Brookings "Value Added" Data

The Brookings Institution has come out with a “value added” ranking of myriad 4-year and 2-year colleges.  Essentially, it is an attempt to rank the extra pay and other attributes graduates receive adjusted for student and college characteristics. Some of the dependent variables related to things like loan repayment and completion rates. There is a measure based on “mid-career” (10-year experience) earnings reported by grads to an online source. For 4-year schools, mid-career earnings refer only to grads who stopped their educations at the bachelor degree level. Another measure involves how the school moved grads into particular occupations that may (or may not) pay well. It uses national average pay by occupation (including pay due to degrees beyond the bachelor level). 

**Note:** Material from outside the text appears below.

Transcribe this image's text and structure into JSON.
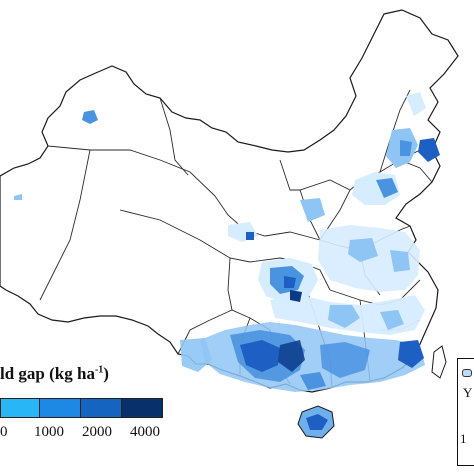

Below are the value added scores (percent above predicted) for the various UC campuses for mid-career earnings (all alumni) and occupation, respectively.

UC-Berkeley      42%  8%
UCLA             26%  7%
UC-Davis         32%  7%
UC-San Diego     29%  7%
UC-Irvine        27%  7%
UC-Santa Barbara 31%  5%
UC-Riverside     22%  3%
UC-Santa Cruz    22%  7%
UC-Merced        na   0%

For comparison:
USC              25%  5%
Stanford         53% 12%
Cal States:
 Long Beach      20%  3%
 Northridge      13%  5%

You’ll notice that a) the data are noisy and b) hard to interpret. That’s probably just as well. Although the authors say the data are useful for deciding on where to go to college, they are probably more useful for making broad generalizations about the economics of higher education than evaluating one school against another. The authors in fact provide such generalizations:

Five college quality factors seem to be key to how well students perform economically in the years after college:

Curriculum value: The amount earned by people who hold degrees in a field offered by the college;

Alumni skills: The average labor market value of skills listed on resumes;

STEM orientation: The share of graduates prepared to work in STEM occupations;

Completion rates: The share earning their degrees within four years for a two-year college and eight years for a four-year college;

Student aid: The average financial support offered by the institution.